A new study by Joel Lexchin in the Canadian Medical Association Journal finds that the overwhelming majority of drugs that pharmaceutical companies promote to doctors have little or no clinical benefits. For his research, Lexchin, a professor emeritus at York University in Canada, reviewed pharmaceutical company spending on marketing in Canada, through sales representations and journal advertisements. It makes you wonder how effective are the drugs Pharma promotes most heavily to consumers in the U.S.
Lexchin aimed to determine whether prescription drug promotion helps doctors make smart drug choices. To do so, he identified the 50 drugs that pharmaceutical companies invested most heavily in promoting over three years. He then used the findings of two independent review agencies to assess the therapeutic value of these drugs. Of the 42 drugs these agencies had reviewed, they found that ninety percent delivered little or no clinical benefit.

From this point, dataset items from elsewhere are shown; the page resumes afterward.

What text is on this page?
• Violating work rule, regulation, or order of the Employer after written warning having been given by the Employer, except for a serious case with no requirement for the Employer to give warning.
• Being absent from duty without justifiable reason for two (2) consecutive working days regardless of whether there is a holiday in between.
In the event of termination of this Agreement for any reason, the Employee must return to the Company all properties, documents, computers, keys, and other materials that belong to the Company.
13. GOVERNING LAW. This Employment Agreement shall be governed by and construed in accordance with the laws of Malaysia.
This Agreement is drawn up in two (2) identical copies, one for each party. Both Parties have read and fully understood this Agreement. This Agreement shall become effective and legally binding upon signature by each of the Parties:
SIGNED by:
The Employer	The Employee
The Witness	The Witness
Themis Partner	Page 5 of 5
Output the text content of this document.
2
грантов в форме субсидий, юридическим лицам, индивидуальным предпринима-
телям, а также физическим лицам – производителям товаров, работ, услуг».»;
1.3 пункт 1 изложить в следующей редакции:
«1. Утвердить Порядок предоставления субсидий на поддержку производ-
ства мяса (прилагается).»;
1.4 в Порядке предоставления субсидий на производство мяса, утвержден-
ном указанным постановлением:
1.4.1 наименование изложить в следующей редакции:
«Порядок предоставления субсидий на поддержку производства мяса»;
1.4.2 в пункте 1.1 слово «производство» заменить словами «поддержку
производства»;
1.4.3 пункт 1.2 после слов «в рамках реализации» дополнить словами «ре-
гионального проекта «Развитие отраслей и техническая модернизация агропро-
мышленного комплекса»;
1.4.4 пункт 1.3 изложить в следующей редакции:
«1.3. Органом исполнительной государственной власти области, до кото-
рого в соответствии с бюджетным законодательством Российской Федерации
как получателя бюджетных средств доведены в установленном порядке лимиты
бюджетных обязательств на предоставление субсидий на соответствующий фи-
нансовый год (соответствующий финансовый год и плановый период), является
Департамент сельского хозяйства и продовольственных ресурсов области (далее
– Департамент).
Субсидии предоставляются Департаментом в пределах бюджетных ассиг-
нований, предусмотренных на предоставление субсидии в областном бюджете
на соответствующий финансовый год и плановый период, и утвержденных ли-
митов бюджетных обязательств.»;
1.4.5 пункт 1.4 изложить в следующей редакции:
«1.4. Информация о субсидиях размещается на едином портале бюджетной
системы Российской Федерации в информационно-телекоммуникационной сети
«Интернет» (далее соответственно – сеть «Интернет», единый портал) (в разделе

Lexchin concludes that meetings with drug company sales representatives and drug company advertisements in journals are not helpful in educating doctors about prescription drugs that deliver clinical benefits.
Tyler Greenway and Joseph Ross conducted a similar study of the 25 most heavily promoted drugs in the U.S., published in the BMJ. They looked at the 25 drugs associated with the largest payments to doctors and teaching hospitals. And, they found that these 25 most-promoted prescription drugs were less likely than top-selling and top-prescribed drugs to be “effective, safe, affordable, novel, and represent a genuine advance in treating a disease.” They recommend that physicians “should question the value of drugs being most heavily promoted by pharmaceutical manufacturers before prescribing them.”
While neither Lexchin nor Greenway and Ross looked at the efficacy of drugs promoted to consumers, their findings suggest that consumers should not assume that the prescription drugs Pharma heavily promotes are safe and effective. Whenever your doctor prescribes a drug, it would be wise to ask how long the drug has been on the market and what the data says about the drug’s safety and efficacy.